Now, the doll has helped a real woman hit an industry milestone: The blockbuster Barbie movie earned $1 billion after just 17 days, making Greta Gerwig the first woman to have a sole directing credit on a billion-dollar film. (She also scored the biggest ever opening weekend for a woman director, according to CBS News.)
Barbie reached $1 billion faster than any other Warner Bros. movie, beating Harry Potter and the Deathly Hallows: Part 2 (2011) by two days, as Jeff Goldstein, the studio’s president of domestic distribution, tells the New York Times’ Brooks Barnes.
“As distribution chiefs, we’re not often rendered speechless by a film’s performance, but Barbillion has blown even our most optimistic predictions out of the water,” say Goldstein and Andrew Cripps, Warner Bros.’ president of international distribution, in a statement.
Gerwig’s film is also one of the only billion-dollar movies featuring female protagonists. Of the 53 movies that have reached the threshold (not adjusted for inflation), only nine center women and girls, according to NPR’s Neda Ulaby. Nearly half of those are animated children’s movies—including Finding Dory, which features a main character who is a female fish.
Barbie’s success “disproved a stubborn Hollywood myth that ‘girl’ movies—films made by women, starring women and aimed at women—are limited in their appeal,” writes the Times. “An old movie industry maxim holds that women will go to a ‘guy’ movie but not vice versa.”

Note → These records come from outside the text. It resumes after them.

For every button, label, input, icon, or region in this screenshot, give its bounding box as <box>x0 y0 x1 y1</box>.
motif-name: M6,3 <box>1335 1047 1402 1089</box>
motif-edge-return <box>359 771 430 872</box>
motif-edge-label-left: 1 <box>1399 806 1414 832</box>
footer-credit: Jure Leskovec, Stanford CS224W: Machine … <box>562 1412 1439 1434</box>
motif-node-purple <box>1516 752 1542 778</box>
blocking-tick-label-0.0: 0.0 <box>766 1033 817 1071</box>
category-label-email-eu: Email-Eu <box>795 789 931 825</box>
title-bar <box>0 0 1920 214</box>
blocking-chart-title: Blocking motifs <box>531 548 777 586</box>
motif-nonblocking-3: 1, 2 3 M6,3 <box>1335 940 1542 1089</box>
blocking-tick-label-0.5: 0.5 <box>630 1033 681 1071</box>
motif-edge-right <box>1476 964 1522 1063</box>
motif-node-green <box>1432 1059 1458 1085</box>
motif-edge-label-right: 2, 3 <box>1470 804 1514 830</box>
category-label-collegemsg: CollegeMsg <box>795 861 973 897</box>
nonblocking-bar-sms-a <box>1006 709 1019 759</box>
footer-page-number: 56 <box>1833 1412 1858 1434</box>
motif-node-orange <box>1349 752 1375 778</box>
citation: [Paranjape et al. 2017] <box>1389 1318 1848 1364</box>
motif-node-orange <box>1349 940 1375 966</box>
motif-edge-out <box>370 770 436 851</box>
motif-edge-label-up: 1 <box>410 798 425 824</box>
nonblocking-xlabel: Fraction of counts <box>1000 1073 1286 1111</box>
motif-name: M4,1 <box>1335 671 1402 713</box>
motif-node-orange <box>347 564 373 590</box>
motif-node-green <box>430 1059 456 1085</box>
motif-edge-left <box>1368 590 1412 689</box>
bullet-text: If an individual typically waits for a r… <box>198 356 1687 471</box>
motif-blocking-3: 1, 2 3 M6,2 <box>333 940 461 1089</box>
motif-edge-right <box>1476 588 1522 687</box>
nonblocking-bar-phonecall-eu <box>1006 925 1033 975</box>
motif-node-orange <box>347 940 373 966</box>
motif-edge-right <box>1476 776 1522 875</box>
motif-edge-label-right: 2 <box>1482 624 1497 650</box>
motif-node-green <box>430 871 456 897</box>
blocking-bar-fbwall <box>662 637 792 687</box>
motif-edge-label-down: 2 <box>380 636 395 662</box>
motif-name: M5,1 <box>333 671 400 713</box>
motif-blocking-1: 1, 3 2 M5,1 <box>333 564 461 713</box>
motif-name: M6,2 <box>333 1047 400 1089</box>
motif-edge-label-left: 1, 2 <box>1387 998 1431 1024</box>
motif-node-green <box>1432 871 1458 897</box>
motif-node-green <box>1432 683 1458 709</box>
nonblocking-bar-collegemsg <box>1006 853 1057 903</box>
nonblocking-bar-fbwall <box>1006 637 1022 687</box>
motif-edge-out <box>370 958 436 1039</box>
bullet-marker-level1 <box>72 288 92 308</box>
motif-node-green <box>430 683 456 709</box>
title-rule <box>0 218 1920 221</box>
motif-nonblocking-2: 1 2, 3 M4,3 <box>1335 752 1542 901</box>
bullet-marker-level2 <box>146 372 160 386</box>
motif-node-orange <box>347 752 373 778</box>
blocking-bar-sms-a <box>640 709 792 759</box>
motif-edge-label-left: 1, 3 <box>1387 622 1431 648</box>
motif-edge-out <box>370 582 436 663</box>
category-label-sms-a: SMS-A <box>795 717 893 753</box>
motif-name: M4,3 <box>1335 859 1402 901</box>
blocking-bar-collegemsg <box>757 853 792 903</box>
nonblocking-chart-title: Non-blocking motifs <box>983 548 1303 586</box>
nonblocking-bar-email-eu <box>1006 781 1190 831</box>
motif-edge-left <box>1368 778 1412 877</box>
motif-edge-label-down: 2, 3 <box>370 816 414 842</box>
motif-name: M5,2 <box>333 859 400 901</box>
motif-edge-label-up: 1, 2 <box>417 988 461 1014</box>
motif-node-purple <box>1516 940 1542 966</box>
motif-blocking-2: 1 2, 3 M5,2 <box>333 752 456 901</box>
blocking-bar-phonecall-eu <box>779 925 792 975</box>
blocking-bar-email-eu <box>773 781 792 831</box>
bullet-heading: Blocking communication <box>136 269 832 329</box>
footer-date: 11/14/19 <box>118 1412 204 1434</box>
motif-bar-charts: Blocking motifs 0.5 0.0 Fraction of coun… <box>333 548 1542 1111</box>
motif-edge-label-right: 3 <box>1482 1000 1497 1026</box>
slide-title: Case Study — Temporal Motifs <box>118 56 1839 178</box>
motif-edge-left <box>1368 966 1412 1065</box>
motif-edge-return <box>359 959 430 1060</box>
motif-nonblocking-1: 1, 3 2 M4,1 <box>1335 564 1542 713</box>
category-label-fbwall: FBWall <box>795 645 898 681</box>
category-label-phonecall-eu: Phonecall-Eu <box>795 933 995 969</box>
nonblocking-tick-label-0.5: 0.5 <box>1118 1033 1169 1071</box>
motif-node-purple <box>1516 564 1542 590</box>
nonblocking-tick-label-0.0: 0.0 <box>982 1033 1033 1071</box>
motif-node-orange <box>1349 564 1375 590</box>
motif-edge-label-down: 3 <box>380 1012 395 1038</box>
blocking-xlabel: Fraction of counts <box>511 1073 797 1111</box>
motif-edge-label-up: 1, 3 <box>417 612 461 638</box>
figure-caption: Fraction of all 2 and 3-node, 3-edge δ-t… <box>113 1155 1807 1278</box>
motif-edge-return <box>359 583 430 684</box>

The movie owes some of its initial success to a pink-heavy marketing campaign and its same-day opening with Christopher Nolan’s Oppenheimer, which sparked the “Barbenheimer” cultural phenomenon. Since its debut, however, the film has impressed both audiences and critics with its self-aware social commentary. “Driving [the] discourse is the film’s embrace of what generations of women have both loved and hated about the [Barbie] brand and what it’s often represented in the past,” BoxOffice Pro chief analyst Shawn Robbins tells CNN’s Eva Rothenberg.
Ana-Christina Ramón, co-author of annual surveys of diversity in Hollywood hiring published by the University of California, Los Angeles, tells the Times that the lack of women in leadership roles among Hollywood studios exacerbates the undervaluation of women-centered movies.
“If ever there was an example of why Hollywood needs more women in positions of power,” she adds, “this was it.”